Friday, November 18, 2011

We Ain’t Moving Much and We're Worse For It

In an article posted earlier this week CLICK HERE, the Census Bureau reported that only 11.6% of Americans moved between March 2010 and March 2011. This is down almost one percentage point from previous year. In 1984-85 46 million people moved residences. Last year’s figure was 35 million people. People and their families move for hundreds of reasons: new jobs, divorce, marriage, transfers, moving from college, moving into your old bedroom at home. Each and every one is personal. That’s still a lot of rental trailers and moving vans, yet not nearly at the level of mid-eighties.

What was also noted in the report was that there has been a serious declined in the mobility of homeowners. Well that’s a huge surprise! It seems since no one will buy our current home, we just sit tight (until the market turns) and put off buying that dream house we have always wanted. You know the one: it doesn’t have a leaky roof that needs repair, it has an extra bedroom for the kids, and it can hold both cars in its garage. Yes, the collapse of the housing market has forced many of us to stay put.

We have been a mobile nation since the Pilgrims washed up on the proverbial rock in Massachusetts. Since that day we have packed up and moved every seven years according to some demographers. William H. Whyte in his 1956 book, the Organization Man set the basis for the modern family and its never ending pursuit of the American Dream. We Americans had to move to move up.

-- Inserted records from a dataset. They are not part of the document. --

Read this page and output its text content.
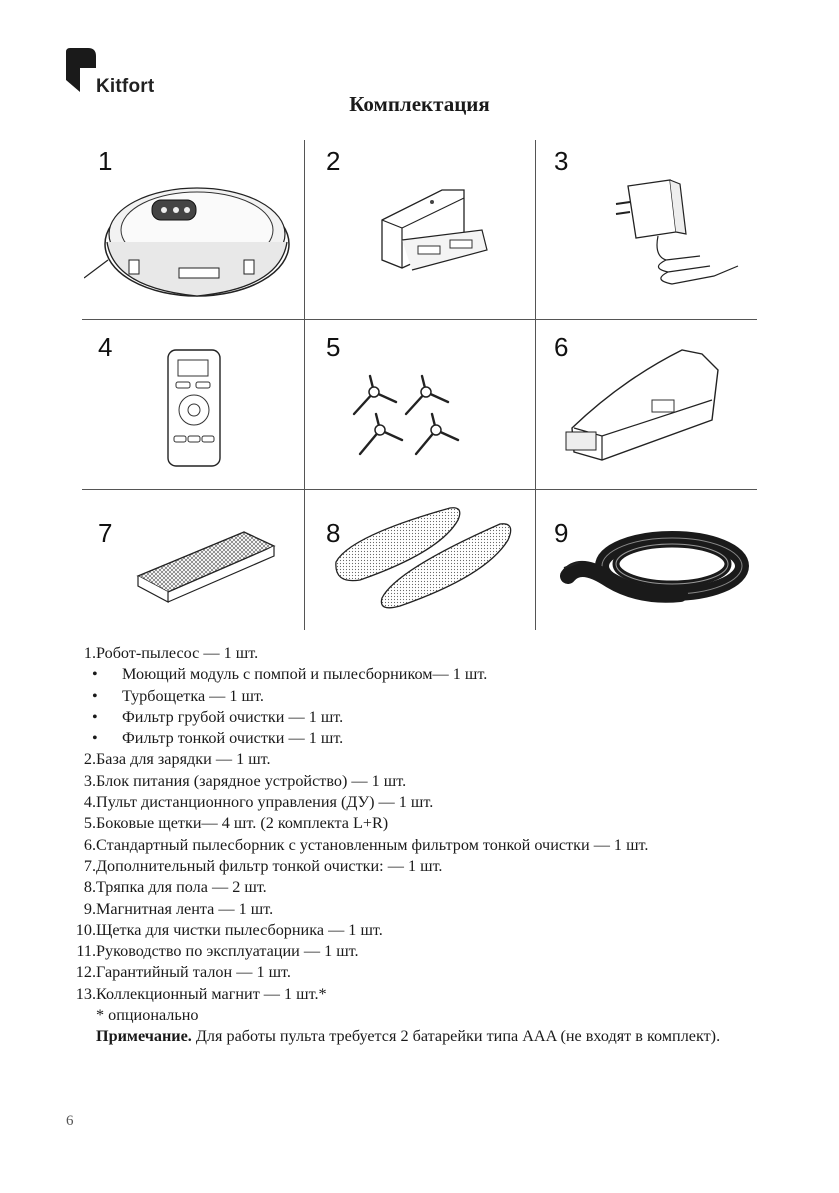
Kitfort
Комплектация
1	2	3
4	5	6
7	8	9
1. Робот-пылесос — 1 шт.
• Моющий модуль с помпой и пылесборником— 1 шт.
• Турбощетка — 1 шт.
• Фильтр грубой очистки — 1 шт.
• Фильтр тонкой очистки — 1 шт.
2. База для зарядки — 1 шт.
3. Блок питания (зарядное устройство) — 1 шт.
4. Пульт дистанционного управления (ДУ) — 1 шт.
5. Боковые щетки— 4 шт. (2 комплекта L+R)
6. Стандартный пылесборник с установленным фильтром тонкой очистки — 1 шт.
7. Дополнительный фильтр тонкой очистки: — 1 шт.
8. Тряпка для пола — 2 шт.
9. Магнитная лента — 1 шт.
10. Щетка для чистки пылесборника — 1 шт.
11. Руководство по эксплуатации — 1 шт.
12. Гарантийный талон — 1 шт.
13. Коллекционный магнит — 1 шт.*
* опционально
Примечание. Для работы пульта требуется 2 батарейки типа AAA (не входят в комплект).
6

This amalgamation of Americans, this stirring of the pot, if you will, created both a nation of strong individuals but also a nation that grew more tolerant. If you and your neighbors just arrived in a brand new community, you had to get along and become more understanding to succeed. You joined arm and arm with your neighbors. This new trend of staying put and not moving seems like a form of agoraphobia. Much of this has been forced by the collapse of the banking industry (or most certainly the lending portion). This does not bode well for our future. We can easily become Balkanized, intolerant, and forgetful. The worse part of this may result in regionalizing this country into inflexible economic groups distrustful of other regions, jealous of their success, fearful of their demands (their debt among other things), and intolerant of their leaders.

The sooner we get out of this mess, burn through the foreclosed and empty homes, and push our kids out of the back bedroom, the better we will be. American’s must “Man UP” and take control. Not like the lackies camping out for free in every large city, but more like the partners down the street who are gambling everything they have on a new restaurant or the techies who wake up in the middle of the night with brilliant ideas and are going to find a way to make them work, and the young couple who won the immigrant lottery and are opening a new dry cleaners – these are the people I’d bet on.